Henry Van De Velde nous décrit son périple et celui de sa famille au cours de quarante années mouvementées de l'histoire européenne (1917-1957), à travers la Suisse où il se lie avec Kirchner et Romain Rolland, les Pays-Bas où il projette un musée pour la famille Kröller-Müller, et la Belgique où il est appelé en 1926 pour diriger un nouvel Institut des Arts décoratifs destiné à réitérer à Bruxelles l'expérience de son école de Weimar, devancière du Bauhaus.
En dépit des polémiques attisées par Victor Horta, son école s'ouvre en 1927 dans l'ancienne abbaye de La Cambre. Elle rassemble un corps enseignant d'élite dont la pédagogie, centrée sur la pratique en atelier, influe de manière durable sur la production du pays et bénéficie d'une reconnaissance internationale avec les pavillons de la Belgique aux Expositions de Paris 1937 et de New York 1939.
Parallèlement, il édifie la bibliothèque de l'Université de Gand (1933-1940), avec sa « tour de livres », et devient conseiller artistique auprès des Chemins de Fer belges et des Malles Ostende-Douvres.
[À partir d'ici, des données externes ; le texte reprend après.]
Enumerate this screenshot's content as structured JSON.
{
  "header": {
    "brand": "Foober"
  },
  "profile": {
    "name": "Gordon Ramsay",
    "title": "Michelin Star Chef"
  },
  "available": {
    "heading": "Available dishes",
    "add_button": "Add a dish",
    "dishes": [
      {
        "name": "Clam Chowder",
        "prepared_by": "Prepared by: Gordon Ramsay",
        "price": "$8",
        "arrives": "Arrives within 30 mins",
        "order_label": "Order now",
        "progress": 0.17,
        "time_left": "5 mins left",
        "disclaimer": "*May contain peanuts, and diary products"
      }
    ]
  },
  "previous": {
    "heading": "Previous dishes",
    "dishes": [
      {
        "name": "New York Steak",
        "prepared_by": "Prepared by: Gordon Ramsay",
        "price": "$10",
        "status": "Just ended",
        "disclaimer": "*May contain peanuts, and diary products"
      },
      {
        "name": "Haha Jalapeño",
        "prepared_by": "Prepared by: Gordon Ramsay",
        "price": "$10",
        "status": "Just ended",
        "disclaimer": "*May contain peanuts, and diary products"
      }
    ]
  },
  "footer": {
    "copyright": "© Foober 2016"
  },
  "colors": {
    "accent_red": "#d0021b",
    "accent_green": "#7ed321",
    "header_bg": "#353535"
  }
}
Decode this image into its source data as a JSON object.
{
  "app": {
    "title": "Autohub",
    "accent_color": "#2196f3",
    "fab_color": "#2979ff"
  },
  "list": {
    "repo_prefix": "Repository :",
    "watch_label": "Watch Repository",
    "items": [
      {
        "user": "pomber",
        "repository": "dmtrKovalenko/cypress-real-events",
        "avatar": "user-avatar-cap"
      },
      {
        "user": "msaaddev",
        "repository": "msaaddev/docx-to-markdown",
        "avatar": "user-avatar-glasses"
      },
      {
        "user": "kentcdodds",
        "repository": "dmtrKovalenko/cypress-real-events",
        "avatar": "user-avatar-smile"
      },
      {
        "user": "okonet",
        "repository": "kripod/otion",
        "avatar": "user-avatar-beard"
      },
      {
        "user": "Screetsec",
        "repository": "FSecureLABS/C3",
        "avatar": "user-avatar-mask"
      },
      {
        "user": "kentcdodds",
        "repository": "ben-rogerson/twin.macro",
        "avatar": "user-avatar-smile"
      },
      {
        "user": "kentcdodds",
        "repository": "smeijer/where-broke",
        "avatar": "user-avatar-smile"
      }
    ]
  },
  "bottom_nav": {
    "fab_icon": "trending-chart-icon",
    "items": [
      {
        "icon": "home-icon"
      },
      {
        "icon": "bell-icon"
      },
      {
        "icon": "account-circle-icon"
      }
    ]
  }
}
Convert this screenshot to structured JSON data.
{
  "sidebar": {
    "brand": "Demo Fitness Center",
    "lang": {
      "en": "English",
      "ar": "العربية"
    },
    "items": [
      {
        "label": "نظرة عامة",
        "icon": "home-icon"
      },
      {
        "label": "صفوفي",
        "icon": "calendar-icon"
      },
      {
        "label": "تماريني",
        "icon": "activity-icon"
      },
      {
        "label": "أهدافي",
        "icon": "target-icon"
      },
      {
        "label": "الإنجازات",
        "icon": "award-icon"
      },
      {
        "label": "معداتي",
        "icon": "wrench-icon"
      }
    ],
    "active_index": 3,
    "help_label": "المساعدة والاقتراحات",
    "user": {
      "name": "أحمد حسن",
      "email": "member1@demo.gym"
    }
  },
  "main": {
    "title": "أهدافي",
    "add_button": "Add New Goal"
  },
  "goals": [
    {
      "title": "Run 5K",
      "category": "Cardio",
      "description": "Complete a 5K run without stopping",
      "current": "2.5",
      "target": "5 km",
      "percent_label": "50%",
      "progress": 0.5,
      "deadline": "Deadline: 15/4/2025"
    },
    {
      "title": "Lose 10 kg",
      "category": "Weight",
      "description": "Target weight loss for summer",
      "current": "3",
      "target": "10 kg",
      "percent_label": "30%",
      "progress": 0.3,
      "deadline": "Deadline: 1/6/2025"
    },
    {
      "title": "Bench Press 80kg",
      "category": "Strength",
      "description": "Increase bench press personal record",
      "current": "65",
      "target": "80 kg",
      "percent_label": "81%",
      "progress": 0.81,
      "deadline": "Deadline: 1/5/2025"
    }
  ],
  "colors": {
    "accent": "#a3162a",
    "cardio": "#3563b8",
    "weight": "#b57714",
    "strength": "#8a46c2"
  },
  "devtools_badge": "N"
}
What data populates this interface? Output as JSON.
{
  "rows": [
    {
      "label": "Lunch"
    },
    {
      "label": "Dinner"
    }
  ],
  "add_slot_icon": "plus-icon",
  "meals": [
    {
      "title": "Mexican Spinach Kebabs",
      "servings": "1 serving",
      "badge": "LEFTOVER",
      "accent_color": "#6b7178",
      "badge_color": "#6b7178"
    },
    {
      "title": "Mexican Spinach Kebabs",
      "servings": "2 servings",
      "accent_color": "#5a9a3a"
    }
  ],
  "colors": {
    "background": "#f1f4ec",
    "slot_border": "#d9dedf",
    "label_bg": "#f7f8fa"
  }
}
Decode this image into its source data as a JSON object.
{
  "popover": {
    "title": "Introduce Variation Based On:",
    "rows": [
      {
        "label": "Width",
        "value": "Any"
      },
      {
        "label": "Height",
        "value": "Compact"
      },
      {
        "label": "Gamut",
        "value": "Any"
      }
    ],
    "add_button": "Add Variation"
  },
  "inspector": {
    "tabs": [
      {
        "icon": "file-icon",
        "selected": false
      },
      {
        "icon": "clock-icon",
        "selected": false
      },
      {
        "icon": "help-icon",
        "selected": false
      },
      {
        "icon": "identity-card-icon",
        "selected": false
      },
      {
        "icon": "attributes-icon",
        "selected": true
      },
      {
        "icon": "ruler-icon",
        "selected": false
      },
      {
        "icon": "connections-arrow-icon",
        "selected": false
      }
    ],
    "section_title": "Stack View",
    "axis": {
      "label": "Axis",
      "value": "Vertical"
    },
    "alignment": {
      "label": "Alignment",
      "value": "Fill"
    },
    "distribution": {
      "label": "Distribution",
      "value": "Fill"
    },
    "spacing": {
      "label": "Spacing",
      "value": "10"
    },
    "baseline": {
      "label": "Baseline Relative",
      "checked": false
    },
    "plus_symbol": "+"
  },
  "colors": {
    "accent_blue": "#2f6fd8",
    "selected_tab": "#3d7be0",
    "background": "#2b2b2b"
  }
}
Ce rôle, il l'exerce aussi auprès du ministère des Travaux publics avant d'accepter une mission analogue, en 1940, au Commissariat général à la Restauration du Pays, placé sous l'autorité de l'administration militaire allemande.
Après-guerre, déprimé par des enquêtes qui se soldent par un non-lieu, il s'installe en Suisse, à Oberägeri, où Alfred Roth et Max Bill veillent sur lui. Il y rédige ses Mémoires et reçoit des personnalités comme Giedion, Neutre, Aalto ou Philip Johnson, intéressées par cet autodidacte, protagoniste de l'Art nouveau, désormais reconnu comme l'un des pères de l'architecture moderne du XXe siècle.